Speaking to pressmen after the donation on Friday, Sierra Leone’s FBNBank Chief Executive Officer (CEO), Adekunle Amujo, said the donation was part of their activities they conducted from Monday to Friday last week, adding that since Monday 25th September to Friday 29th, FBNBank was doing career counselling for pupils in various schools.
“We also did community services for people which included the cleaning of streets and communities, visitation to orphanages and presented the orphans with tokens. It was not the size of the donations that matters but the fact that our staff voluntarily donated towards this initiative and that shows a sense of responsibility in society,” he said.
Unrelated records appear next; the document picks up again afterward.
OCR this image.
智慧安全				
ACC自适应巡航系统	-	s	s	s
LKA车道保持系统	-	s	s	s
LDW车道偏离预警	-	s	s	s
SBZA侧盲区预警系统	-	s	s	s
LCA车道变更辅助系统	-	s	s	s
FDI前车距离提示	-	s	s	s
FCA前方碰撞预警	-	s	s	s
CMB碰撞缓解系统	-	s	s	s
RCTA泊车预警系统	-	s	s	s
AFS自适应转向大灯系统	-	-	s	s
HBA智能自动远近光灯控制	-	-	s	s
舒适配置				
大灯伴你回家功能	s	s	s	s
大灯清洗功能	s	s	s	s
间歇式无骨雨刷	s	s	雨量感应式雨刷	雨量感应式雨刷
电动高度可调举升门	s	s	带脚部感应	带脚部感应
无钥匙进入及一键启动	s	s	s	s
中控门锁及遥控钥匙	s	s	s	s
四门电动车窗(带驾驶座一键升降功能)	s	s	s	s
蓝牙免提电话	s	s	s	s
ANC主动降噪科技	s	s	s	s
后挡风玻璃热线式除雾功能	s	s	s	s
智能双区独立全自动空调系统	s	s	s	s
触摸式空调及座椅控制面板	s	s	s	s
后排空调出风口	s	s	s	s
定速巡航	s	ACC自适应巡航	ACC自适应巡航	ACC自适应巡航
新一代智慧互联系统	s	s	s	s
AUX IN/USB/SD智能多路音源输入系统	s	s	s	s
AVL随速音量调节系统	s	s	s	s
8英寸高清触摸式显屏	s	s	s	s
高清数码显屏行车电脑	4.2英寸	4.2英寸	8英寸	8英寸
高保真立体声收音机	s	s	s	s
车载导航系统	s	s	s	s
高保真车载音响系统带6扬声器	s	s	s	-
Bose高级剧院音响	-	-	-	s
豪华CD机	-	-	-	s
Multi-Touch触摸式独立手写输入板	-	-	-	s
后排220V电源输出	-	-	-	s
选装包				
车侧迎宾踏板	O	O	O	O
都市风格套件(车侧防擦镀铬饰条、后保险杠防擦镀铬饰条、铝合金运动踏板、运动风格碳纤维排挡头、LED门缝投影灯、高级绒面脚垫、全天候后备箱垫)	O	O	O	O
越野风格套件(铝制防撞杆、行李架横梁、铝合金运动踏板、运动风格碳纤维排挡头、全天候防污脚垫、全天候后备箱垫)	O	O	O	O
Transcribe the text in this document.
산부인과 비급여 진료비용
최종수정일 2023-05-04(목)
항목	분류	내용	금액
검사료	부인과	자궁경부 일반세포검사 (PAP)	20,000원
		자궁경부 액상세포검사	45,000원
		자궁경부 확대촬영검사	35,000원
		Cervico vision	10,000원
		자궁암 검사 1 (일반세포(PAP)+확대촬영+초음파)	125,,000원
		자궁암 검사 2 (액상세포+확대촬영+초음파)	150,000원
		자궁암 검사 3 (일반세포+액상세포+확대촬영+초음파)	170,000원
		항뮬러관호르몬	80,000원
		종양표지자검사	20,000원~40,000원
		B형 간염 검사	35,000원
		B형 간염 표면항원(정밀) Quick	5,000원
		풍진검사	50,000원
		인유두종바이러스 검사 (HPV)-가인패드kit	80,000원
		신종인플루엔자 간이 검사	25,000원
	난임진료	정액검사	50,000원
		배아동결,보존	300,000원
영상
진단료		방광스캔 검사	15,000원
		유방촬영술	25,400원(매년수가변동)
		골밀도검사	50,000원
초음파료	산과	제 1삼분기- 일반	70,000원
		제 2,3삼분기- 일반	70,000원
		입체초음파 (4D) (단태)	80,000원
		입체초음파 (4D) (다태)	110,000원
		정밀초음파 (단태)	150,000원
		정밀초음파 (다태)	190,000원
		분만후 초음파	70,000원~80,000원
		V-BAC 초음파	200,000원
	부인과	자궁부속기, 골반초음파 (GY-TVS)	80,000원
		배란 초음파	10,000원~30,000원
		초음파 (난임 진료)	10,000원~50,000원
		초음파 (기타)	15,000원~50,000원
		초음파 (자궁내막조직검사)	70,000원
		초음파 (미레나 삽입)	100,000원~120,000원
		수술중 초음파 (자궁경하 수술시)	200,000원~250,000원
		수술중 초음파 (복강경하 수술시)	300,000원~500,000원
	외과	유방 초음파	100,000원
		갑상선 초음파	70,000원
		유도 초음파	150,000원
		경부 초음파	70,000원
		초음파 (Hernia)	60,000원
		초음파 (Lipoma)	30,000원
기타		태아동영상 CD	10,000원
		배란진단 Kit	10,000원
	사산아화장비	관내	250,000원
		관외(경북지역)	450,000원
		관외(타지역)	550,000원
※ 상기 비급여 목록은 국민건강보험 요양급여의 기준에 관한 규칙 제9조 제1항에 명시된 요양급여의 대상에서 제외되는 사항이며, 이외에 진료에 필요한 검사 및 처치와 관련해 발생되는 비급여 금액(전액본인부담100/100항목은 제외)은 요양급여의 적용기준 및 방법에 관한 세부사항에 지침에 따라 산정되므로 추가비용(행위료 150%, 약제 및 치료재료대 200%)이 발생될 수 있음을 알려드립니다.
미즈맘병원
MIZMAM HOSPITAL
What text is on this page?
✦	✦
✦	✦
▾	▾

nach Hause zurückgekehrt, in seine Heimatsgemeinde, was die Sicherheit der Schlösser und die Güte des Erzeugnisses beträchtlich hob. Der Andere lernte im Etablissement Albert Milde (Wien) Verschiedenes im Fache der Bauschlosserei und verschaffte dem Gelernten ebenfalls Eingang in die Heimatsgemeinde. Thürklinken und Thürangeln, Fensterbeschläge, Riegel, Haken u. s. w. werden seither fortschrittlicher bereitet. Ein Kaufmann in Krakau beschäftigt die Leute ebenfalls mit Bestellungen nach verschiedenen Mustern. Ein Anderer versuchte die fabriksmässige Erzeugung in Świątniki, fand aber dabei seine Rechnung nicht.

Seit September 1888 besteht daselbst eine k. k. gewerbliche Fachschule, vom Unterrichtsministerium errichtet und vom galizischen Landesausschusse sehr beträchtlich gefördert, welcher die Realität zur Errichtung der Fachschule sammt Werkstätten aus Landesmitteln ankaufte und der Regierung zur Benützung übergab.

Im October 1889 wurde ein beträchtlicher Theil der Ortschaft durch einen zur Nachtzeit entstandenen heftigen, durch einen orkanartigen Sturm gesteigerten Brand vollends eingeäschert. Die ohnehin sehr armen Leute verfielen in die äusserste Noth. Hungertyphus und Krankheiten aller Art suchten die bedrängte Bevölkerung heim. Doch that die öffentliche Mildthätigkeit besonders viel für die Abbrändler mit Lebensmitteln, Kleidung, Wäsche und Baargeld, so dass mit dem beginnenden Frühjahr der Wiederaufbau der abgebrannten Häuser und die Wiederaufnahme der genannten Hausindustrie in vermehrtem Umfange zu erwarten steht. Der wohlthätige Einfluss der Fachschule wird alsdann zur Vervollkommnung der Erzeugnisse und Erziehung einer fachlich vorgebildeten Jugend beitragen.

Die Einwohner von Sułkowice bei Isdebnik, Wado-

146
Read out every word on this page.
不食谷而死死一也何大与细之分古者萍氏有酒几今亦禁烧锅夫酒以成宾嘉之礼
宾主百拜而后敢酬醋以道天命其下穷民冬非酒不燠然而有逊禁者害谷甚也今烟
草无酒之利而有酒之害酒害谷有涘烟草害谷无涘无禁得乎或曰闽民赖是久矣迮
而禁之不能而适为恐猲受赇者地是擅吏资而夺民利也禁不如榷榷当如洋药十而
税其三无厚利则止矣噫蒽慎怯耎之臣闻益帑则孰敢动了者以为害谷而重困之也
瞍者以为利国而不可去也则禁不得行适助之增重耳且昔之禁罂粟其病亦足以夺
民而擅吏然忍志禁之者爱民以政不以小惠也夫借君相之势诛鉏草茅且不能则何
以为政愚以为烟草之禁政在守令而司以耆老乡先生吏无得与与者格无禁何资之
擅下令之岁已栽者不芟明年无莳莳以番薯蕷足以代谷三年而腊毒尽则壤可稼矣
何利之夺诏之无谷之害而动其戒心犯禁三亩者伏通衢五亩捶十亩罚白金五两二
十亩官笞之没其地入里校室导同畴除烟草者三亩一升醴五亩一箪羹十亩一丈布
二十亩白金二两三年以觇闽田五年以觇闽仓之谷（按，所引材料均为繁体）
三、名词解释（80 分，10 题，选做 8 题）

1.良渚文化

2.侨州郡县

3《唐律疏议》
He noted that the assorted food items that were donated to both the home of the aged and Don Bosco Fambul, were not enough to last for months but the fact that, as a corporate entity in Sierra Leone, they were willing to give their support to alleviate the suffering of beneficiaries, was worthwhile.
The FBNBank (SL) CEO said the children at Don Bosco Fambul and the aged at Grafton were in need of love, care and support, adding that all of the children at Don Bosco Fambul would have loved to be with their parents but circumstances led them to be where they are.
“As a bank, we put our customers first and we do that by delivering services that would meet their individual and organizations’ needs,” he said.
Receiving the donated items on behalf of the children at Don Bosco Fambul, Father Jose Valiplackel, said they were very grateful for the items especially, because of the fact that they were preparing to purchase some of the items that were donated.
“There are two hundred and twenty-one children at Don Bosco at the moment. One hundred and fifty of among them are below age 18 and all of them are within school going age,” he said.
He said most of the children were admitted in nearby schools so that they could not face difficulties in returning home after school.
Father Valiplackel said the children were handed over to them by government through the Office of National Security (ONS), adding that most of them were mudslide affected victims.
“If government closes the camps where mudslide and flood victims are located, this camp here also at Don Bosco would be closed. But our only concern now is that if the government closes the camp on 15th November, 2017, we are concern about the schooling of these children.